The target profiles of the drugs are shown in Additional file 3. Figures 2 and

Briefly, after incubat ing the cells in the presence of MTT at 37 C for 1. 5 hours, the supernatant was discarded and the intracellular formazan was solubilized with 95% isopropanol 5% formic acid. Absorbance was read at 550 nm using a microplate reader. Cytotoxicity ABT-888 ic50 was determined in the kinetic experiments after 24 hr substrate exposure, thereby ensuring that a substrate exposure of up to 30 min will not encompass substrate cytotoxicity. Conversely, in the transport induc tion experiments cytotoxicity was determined after 24, 48, 72 and 96 hours of exposure. All assays were performed with the respective vehicle controls and cadmium chloride as positive control. Transporter induction experiments For transporter induction experiments, freshly isolated PKC cells were seeded on 6 well ThinCert PET tissue culture inserts in standard cul ture medium and medium was changed every 48 hours.

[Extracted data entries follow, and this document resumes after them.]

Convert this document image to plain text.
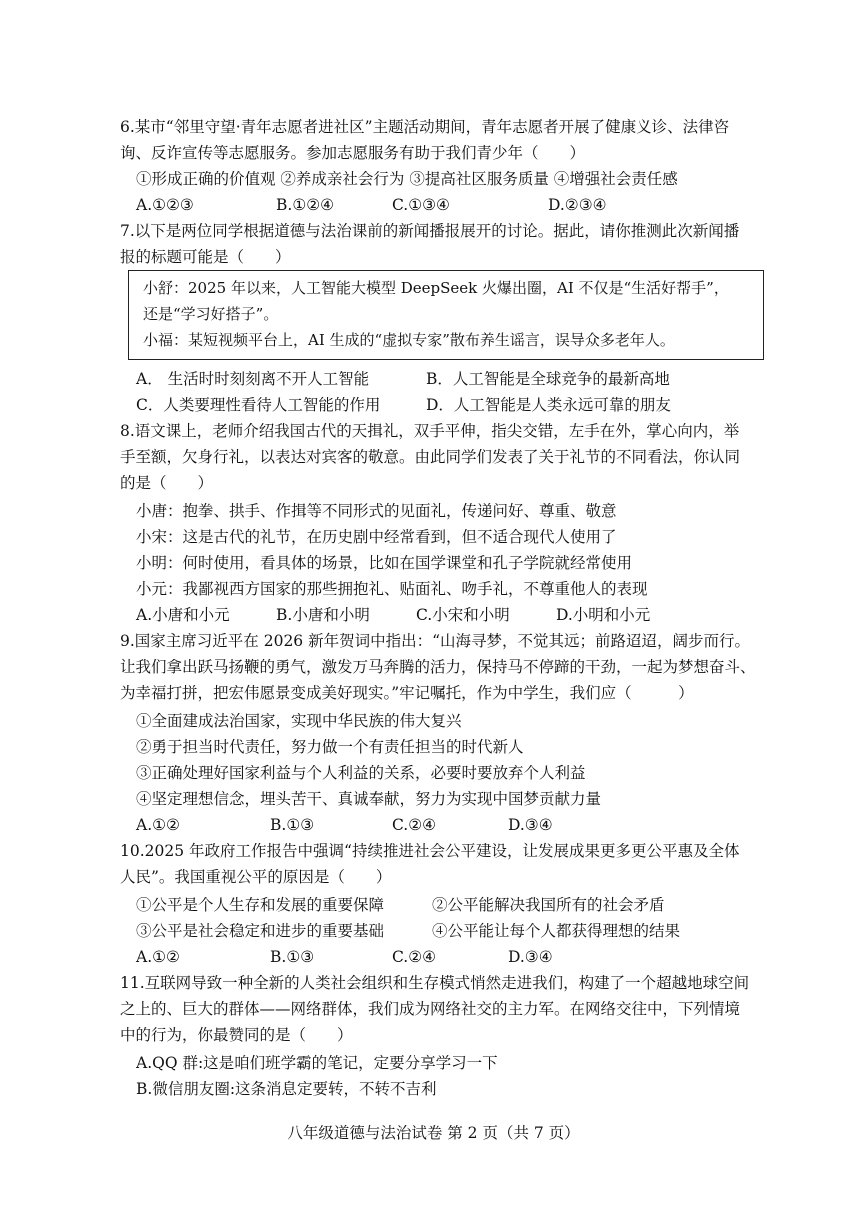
6.某市“邻里守望·青年志愿者进社区”主题活动期间，青年志愿者开展了健康义诊、法律咨
询、反诈宣传等志愿服务。参加志愿服务有助于我们青少年（　　）
①形成正确的价值观 ②养成亲社会行为 ③提高社区服务质量 ④增强社会责任感
A.①②③	B.①②④	C.①③④	D.②③④
7.以下是两位同学根据道德与法治课前的新闻播报展开的讨论。据此，请你推测此次新闻播
报的标题可能是（　　）
小舒：2025 年以来，人工智能大模型 DeepSeek 火爆出圈，AI 不仅是“生活好帮手”，
还是“学习好搭子”。
小福：某短视频平台上，AI 生成的“虚拟专家”散布养生谣言，误导众多老年人。
A． 生活时时刻刻离不开人工智能	B．人工智能是全球竞争的最新高地
C．人类要理性看待人工智能的作用	D．人工智能是人类永远可靠的朋友
8.语文课上，老师介绍我国古代的天揖礼，双手平伸，指尖交错，左手在外，掌心向内，举
手至额，欠身行礼，以表达对宾客的敬意。由此同学们发表了关于礼节的不同看法，你认同
的是（　　）
小唐：抱拳、拱手、作揖等不同形式的见面礼，传递问好、尊重、敬意
小宋：这是古代的礼节，在历史剧中经常看到，但不适合现代人使用了
小明：何时使用，看具体的场景，比如在国学课堂和孔子学院就经常使用
小元：我鄙视西方国家的那些拥抱礼、贴面礼、吻手礼，不尊重他人的表现
A.小唐和小元	B.小唐和小明	C.小宋和小明	D.小明和小元
9.国家主席习近平在 2026 新年贺词中指出：“山海寻梦，不觉其远；前路迢迢，阔步而行。
让我们拿出跃马扬鞭的勇气，激发万马奔腾的活力，保持马不停蹄的干劲，一起为梦想奋斗、
为幸福打拼，把宏伟愿景变成美好现实。”牢记嘱托，作为中学生，我们应（　　　）
①全面建成法治国家，实现中华民族的伟大复兴
②勇于担当时代责任，努力做一个有责任担当的时代新人
③正确处理好国家利益与个人利益的关系，必要时要放弃个人利益
④坚定理想信念，埋头苦干、真诚奉献，努力为实现中国梦贡献力量
A.①②	B.①③	C.②④	D.③④
10.2025 年政府工作报告中强调“持续推进社会公平建设，让发展成果更多更公平惠及全体
人民”。我国重视公平的原因是（　　）
①公平是个人生存和发展的重要保障	②公平能解决我国所有的社会矛盾
③公平是社会稳定和进步的重要基础	④公平能让每个人都获得理想的结果
A.①②	B.①③	C.②④	D.③④
11.互联网导致一种全新的人类社会组织和生存模式悄然走进我们，构建了一个超越地球空间
之上的、巨大的群体——网络群体，我们成为网络社交的主力军。在网络交往中，下列情境
中的行为，你最赞同的是（　　）
A.QQ 群:这是咱们班学霸的笔记，定要分享学习一下
B.微信朋友圈:这条消息定要转，不转不吉利
八年级道德与法治试卷 第 2 页（共 7 页）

Cell cultures formed a tight monolayer on day 7 of cul ture, which was confirmed microscopically before use. At this time point medium was changed again Afatinib 分子量 and incu bations with potential transporter inducers were started by adding 50 nM or 1 uM of bromosulphophthalein, p aminohippuric acid, taurocholic acid, triiodothyronine, dehydroepiandrosteron sulfate, testosterone and dexame thasone to the basolateral compartment. After 48 hours of exposure, samples for RNA extraction were prepared by standard trypsin EDTA treatment followed by washing with PBS. Resulting cell pellets were snap frozen and stored at −80 C until use.

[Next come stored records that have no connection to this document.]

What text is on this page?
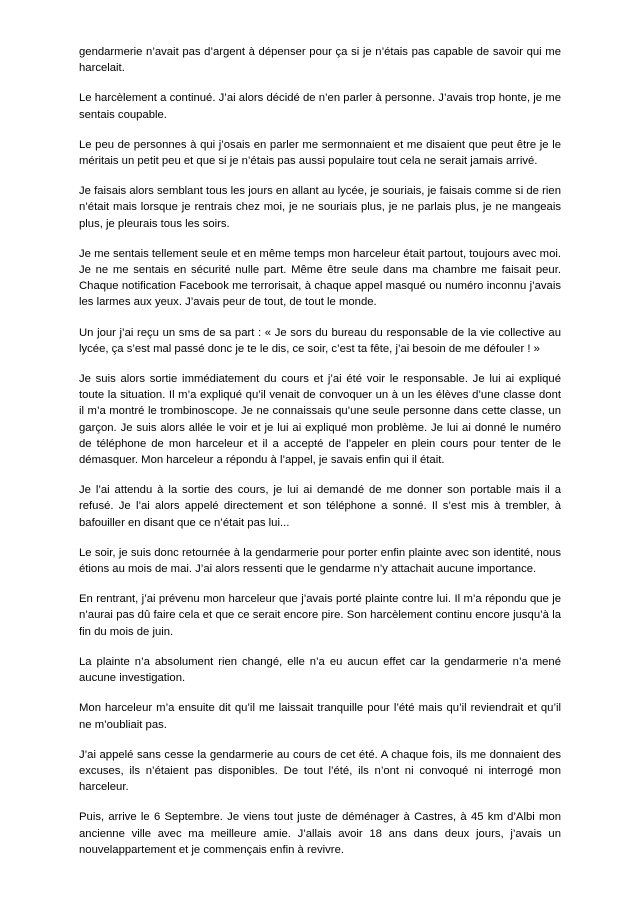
gendarmerie n’avait pas d’argent à dépenser pour ça si je n’étais pas capable de savoir qui me harcelait.

Le harcèlement a continué. J’ai alors décidé de n’en parler à personne. J’avais trop honte, je me sentais coupable.

Le peu de personnes à qui j’osais en parler me sermonnaient et me disaient que peut être je le méritais un petit peu et que si je n’étais pas aussi populaire tout cela ne serait jamais arrivé.

Je faisais alors semblant tous les jours en allant au lycée, je souriais, je faisais comme si de rien n’était mais lorsque je rentrais chez moi, je ne souriais plus, je ne parlais plus, je ne mangeais plus, je pleurais tous les soirs.

Je me sentais tellement seule et en même temps mon harceleur était partout, toujours avec moi. Je ne me sentais en sécurité nulle part. Même être seule dans ma chambre me faisait peur. Chaque notification Facebook me terrorisait, à chaque appel masqué ou numéro inconnu j’avais les larmes aux yeux. J’avais peur de tout, de tout le monde.

Un jour j’ai reçu un sms de sa part : « Je sors du bureau du responsable de la vie collective au lycée, ça s’est mal passé donc je te le dis, ce soir, c’est ta fête, j’ai besoin de me défouler ! »

Je suis alors sortie immédiatement du cours et j’ai été voir le responsable. Je lui ai expliqué toute la situation. Il m’a expliqué qu’il venait de convoquer un à un les élèves d’une classe dont il m’a montré le trombinoscope. Je ne connaissais qu’une seule personne dans cette classe, un garçon. Je suis alors allée le voir et je lui ai expliqué mon problème. Je lui ai donné le numéro de téléphone de mon harceleur et il a accepté de l’appeler en plein cours pour tenter de le démasquer. Mon harceleur a répondu à l’appel, je savais enfin qui il était.

Je l’ai attendu à la sortie des cours, je lui ai demandé de me donner son portable mais il a refusé. Je l’ai alors appelé directement et son téléphone a sonné. Il s’est mis à trembler, à bafouiller en disant que ce n’était pas lui...

Le soir, je suis donc retournée à la gendarmerie pour porter enfin plainte avec son identité, nous étions au mois de mai. J’ai alors ressenti que le gendarme n’y attachait aucune importance.

En rentrant, j’ai prévenu mon harceleur que j’avais porté plainte contre lui. Il m’a répondu que je n’aurai pas dû faire cela et que ce serait encore pire. Son harcèlement continu encore jusqu’à la fin du mois de juin.

La plainte n’a absolument rien changé, elle n’a eu aucun effet car la gendarmerie n’a mené aucune investigation.

Mon harceleur m’a ensuite dit qu’il me laissait tranquille pour l’été mais qu’il reviendrait et qu’il ne m’oubliait pas.

J’ai appelé sans cesse la gendarmerie au cours de cet été. A chaque fois, ils me donnaient des excuses, ils n’étaient pas disponibles. De tout l’été, ils n’ont ni convoqué ni interrogé mon harceleur.

Puis, arrive le 6 Septembre. Je viens tout juste de déménager à Castres, à 45 km d’Albi mon ancienne ville avec ma meilleure amie. J’allais avoir 18 ans dans deux jours, j’avais un nouvelappartement et je commençais enfin à revivre.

RNA extraction and RT PCR analysis Total RNA was prepared from cell pellets and minced pieces of tissue via the phenol chloroform method using AG-1478 価格 Trizol. Concentration and quality was esti mated via 260 280 nm values. Representative samples were tested for RNA integrity via denaturing electrophor esis. cDNA was prepared using 1 ug total RNA, Oligo 18 and M MuLV reverse transcriptase according to manufacturers instructions. PCR was performed using 2 ul cDNA sample, 2 × PCR Master Mix, specific primers. Amplification was performed with an initial denaturation step at 92 C for 3 min followed by 30 cycles of 94 C for 60 sec, 58 C for 60 sec and 72 C for 60 sec and a final extension step at 72 C for 7 min. PCR products were separated on 1. 5% agarose gels with 1 × TAE buffer and stained with ethidium bromide. A MultiDoc It digital imaging system was used for photographic documentation.

All nucleic acid analyses were performed with appropri ate control samples in parallel. PCR products were sent to MWG, MWG Biotech AG, Ebersberg, Germany for automated sequence analysis. Protein preparation and analysis Enriched membrane protein fractions were prepared according to Scalera et al. with modifications. Briefly, cell pellets or minced tissue pieces were resuspended in sucrose buffer, 1 mM EDTA, 1 mM PMSF using a ratio of ap proximately 1,5. Crude homogenates were prepared using a motor driven teflon potter followed by an ultra sound step at 4 C. Cellular debris was removed by centri fugation and the supernatants were centrifuged again. The pale frac tions of the pellets were combined with the supernatants and centrifuged.